Berikut ini langkah yang bisa Anda lakukan untuk mempercepat proses penyembuhan luka lecet:

  1. Hentikan Pendarahan
    Mulailah dengan langkah menghentikan pendarahan. Sekalipun lecet yang Anda alami tidak begitu menyebabkan keluarnya darah yang begitu banyak. Namun, lecet itu artinya ada luka yang terbuka. Hingga akhirnya ada darah yang keluar meskipun kecil.

    Untuk itu, segera hentikan pendarahan tersebut. Gunakan kain bersih atau kasa lalu tekan pada bagian yang lecet. Tekan 10 hingga 20 menit hingga darah benar-benar berhenti keluar.

  2. Bersihkan dengan Air Mengalir
    Setelah pendarahan berhasil dihentikan, langkah selanjutnya adalah membersihkan luka dengan air mengalir. Kenapa air mengalir? Karena ketika Anda bersihkan dengan air mengalir, maka debu serta kotoran sekecil apapun bisa dibersihkan dengan sempurna.

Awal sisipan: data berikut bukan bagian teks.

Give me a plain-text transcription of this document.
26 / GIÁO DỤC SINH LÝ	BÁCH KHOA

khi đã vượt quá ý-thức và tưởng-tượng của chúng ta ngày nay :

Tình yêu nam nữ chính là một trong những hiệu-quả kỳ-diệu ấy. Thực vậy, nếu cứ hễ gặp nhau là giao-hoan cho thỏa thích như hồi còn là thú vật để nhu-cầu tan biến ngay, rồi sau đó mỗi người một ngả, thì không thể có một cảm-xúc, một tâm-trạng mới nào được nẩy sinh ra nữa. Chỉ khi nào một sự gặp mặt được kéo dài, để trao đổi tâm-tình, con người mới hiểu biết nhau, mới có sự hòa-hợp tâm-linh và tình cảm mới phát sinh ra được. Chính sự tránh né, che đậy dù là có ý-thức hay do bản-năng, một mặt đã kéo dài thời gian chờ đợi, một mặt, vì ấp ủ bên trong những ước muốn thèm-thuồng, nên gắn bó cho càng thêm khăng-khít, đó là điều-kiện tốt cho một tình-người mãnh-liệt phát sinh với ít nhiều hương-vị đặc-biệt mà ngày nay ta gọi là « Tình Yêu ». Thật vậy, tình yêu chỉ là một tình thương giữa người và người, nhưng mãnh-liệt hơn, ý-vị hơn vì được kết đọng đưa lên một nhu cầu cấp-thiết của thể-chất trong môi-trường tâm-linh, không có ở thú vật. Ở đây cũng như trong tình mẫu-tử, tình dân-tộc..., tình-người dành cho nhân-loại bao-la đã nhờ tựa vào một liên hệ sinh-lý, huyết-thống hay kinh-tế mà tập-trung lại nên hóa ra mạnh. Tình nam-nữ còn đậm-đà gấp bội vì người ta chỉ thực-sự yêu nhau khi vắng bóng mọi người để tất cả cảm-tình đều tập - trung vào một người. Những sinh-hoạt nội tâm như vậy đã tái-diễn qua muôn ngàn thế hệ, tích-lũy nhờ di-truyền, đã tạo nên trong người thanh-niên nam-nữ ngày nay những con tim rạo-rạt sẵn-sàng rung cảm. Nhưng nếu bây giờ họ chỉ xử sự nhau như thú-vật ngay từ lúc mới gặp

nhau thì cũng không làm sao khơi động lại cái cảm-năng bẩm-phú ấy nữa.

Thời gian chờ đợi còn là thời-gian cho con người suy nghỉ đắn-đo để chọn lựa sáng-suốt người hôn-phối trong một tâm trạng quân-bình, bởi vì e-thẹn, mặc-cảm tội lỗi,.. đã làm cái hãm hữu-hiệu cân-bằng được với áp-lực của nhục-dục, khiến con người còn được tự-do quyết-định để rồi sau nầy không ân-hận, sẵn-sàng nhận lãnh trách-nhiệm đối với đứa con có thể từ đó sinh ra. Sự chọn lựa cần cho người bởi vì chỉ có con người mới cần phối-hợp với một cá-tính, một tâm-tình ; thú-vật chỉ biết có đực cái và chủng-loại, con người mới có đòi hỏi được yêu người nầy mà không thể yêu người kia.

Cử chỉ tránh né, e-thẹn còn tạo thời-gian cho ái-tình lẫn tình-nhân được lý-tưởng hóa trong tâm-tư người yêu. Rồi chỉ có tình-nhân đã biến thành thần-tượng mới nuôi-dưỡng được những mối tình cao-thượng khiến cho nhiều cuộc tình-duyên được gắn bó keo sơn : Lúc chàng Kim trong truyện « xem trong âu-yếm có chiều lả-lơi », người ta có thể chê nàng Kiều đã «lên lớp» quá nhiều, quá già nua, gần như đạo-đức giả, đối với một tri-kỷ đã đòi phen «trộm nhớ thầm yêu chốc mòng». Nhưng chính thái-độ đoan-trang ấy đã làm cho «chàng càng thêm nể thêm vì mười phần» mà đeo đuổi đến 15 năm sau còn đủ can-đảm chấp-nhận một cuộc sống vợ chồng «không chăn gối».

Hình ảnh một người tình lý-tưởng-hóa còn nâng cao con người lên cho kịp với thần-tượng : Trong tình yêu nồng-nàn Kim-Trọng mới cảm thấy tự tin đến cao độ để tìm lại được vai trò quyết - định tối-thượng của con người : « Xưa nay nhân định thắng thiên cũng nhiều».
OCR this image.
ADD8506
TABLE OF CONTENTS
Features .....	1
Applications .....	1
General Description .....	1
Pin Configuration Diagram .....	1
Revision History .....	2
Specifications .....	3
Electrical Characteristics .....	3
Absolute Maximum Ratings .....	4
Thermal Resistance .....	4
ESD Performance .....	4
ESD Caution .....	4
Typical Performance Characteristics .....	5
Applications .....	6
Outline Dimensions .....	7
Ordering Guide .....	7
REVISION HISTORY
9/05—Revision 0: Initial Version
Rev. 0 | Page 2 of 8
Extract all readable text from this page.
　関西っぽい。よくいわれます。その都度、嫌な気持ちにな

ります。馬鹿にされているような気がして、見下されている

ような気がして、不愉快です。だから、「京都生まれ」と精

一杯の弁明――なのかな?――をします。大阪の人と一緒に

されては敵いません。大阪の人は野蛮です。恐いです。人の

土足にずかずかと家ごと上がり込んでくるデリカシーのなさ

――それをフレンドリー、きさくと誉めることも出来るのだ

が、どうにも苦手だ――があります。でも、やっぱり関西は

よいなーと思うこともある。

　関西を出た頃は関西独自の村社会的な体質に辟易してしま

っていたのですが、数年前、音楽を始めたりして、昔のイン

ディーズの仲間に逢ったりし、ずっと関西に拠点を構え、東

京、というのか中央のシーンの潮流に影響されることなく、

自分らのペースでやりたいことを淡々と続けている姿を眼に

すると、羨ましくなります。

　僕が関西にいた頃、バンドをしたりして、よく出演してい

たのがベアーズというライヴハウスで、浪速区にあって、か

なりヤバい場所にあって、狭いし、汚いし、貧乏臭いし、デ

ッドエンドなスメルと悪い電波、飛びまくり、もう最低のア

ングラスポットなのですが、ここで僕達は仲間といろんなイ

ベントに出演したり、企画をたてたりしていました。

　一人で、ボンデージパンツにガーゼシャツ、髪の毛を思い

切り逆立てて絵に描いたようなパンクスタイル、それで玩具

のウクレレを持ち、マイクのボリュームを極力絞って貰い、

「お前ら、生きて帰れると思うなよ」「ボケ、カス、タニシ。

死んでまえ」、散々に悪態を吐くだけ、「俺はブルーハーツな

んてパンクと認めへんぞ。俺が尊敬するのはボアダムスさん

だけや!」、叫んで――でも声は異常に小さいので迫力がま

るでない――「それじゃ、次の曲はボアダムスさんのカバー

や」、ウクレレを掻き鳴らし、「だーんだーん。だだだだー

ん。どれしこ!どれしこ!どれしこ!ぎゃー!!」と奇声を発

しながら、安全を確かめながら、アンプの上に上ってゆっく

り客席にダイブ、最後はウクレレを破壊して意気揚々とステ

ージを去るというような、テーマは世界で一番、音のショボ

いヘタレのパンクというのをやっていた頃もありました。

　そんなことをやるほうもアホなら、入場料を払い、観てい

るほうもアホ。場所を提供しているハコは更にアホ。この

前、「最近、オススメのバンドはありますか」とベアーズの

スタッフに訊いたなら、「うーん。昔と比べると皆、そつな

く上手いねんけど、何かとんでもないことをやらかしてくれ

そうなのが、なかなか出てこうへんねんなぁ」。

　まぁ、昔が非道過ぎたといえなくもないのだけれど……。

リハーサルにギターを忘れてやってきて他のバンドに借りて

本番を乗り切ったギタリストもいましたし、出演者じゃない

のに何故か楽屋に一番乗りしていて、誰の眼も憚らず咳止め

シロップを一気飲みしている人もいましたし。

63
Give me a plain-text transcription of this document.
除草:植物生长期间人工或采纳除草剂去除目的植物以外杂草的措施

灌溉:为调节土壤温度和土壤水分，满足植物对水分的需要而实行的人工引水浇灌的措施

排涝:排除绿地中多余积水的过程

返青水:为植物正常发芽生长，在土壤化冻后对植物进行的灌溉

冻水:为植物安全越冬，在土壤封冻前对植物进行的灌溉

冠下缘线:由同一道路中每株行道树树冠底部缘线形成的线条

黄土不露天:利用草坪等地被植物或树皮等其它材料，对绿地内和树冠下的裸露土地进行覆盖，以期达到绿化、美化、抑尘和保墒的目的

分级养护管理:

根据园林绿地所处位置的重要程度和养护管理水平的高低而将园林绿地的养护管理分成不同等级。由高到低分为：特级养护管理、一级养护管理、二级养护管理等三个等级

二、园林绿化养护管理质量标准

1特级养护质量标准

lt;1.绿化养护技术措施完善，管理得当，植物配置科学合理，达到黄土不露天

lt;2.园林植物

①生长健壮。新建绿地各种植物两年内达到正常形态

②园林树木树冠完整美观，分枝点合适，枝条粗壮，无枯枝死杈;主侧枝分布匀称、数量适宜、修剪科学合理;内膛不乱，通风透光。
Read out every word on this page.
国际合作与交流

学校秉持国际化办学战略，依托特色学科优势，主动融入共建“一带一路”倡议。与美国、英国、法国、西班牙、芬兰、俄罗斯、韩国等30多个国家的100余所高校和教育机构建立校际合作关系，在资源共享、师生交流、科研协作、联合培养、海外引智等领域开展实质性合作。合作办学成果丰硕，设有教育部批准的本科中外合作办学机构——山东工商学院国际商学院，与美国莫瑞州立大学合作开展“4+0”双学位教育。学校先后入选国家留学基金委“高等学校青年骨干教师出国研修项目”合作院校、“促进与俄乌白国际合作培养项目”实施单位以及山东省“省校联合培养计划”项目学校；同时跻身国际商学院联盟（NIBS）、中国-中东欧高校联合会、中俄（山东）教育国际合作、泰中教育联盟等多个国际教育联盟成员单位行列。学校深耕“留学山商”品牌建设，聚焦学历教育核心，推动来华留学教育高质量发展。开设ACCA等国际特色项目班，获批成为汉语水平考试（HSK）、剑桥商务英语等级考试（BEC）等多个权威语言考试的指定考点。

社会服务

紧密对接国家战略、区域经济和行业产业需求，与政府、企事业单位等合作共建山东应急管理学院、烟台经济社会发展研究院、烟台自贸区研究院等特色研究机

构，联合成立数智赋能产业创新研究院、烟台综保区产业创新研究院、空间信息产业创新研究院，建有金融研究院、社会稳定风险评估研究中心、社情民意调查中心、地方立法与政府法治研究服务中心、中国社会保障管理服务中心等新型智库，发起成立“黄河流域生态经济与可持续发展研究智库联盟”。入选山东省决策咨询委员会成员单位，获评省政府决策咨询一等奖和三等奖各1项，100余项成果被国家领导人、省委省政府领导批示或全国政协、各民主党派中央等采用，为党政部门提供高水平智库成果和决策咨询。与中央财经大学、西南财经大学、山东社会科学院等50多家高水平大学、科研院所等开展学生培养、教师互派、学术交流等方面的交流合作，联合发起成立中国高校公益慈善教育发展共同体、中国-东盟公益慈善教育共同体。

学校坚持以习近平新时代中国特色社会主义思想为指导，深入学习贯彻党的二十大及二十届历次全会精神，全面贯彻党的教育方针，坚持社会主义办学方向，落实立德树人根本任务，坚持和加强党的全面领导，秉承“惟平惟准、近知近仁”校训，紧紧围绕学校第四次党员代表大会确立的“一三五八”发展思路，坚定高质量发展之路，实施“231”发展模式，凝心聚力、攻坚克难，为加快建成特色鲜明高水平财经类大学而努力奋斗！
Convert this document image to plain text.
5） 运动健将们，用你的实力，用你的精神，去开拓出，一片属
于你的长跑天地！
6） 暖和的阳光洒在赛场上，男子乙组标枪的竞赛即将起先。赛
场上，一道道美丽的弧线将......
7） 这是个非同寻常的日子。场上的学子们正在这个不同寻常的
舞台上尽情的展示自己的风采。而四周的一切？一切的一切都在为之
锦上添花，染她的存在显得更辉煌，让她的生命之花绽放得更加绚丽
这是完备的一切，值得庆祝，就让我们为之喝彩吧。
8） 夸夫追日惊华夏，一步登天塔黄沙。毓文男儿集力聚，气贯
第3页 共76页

    Jangan sampai masih ada debu atau kotoran yang menempel pada luka. Karena debu dan juga kotoran tersebut bisa memperparah luka lecet yang Anda alami. Bisa saja luka mengalami infeksi. Proses penyembuhan bisa membutuhkan waktu yang lama.

  3. Cegah Infeksi
    Setelah Anda membersihkan luka lecet, keringkan dengan handuk kering. Lalu, semprotkan Hansaplast Spray Antiseptik. Spray Antiseptik ini yang akan menghilangkan bakteri yang mungkin menempel pada luka. Bakteri ini yang juga bisa menyebabkan infeksi.

    Untuk itu, gunakan Spray Antiseptik. Semprotkan pada bagian yang lecet. Spray ini tidak menyebabkan rasa perih. Jadi, jika anak Anda juga mengalami luka lecet, Anda bisa gunakan Spray Antiseptik ini.

  4. Oleskan Salep Luka
    Spray Antiseptik berfungsi sebagai pencegah infeksi. Sementara itu, Salep Luka berperan untuk mencegah peradangan, rasa perih, dan juga mempercepat proses penyembuhan.

    Salep Luka KV 4


    Oleskan Hansaplast Salep Luka pada sekeliling luka. Salep ini juga akan membantu proses regenerasi sel kulit yang sudah rusak. Anda bisa gunakan produk ini dua kali sehari, yaitu di pagi dan di malam hari.

  5. Lindungi Plester
    Luka lecet itu juga termasuk luka terbuka. Meskipun lukanya tidak begitu besar, bisa saja bakteri masuk dan menyebabkan infeksi. Untuk itu, lindungi luka dengan menggunakan plester luka. 

Itulah beberapa cara menyembuhkan luka lecet yang bisa Anda lakukan. Jika luka sudah Anda lindungi dengan plester, sebenarnya Anda tetap bisa melakukan olahraga. 
Anda pasti setuju bahwa mencegah itu lebih baik daripada menyembuhkan. Untuk itu, ada baiknya Anda mencegah luka lecet daripada menyembuhkan. Toh tidak sulit untuk melakukan langkah pencegahan.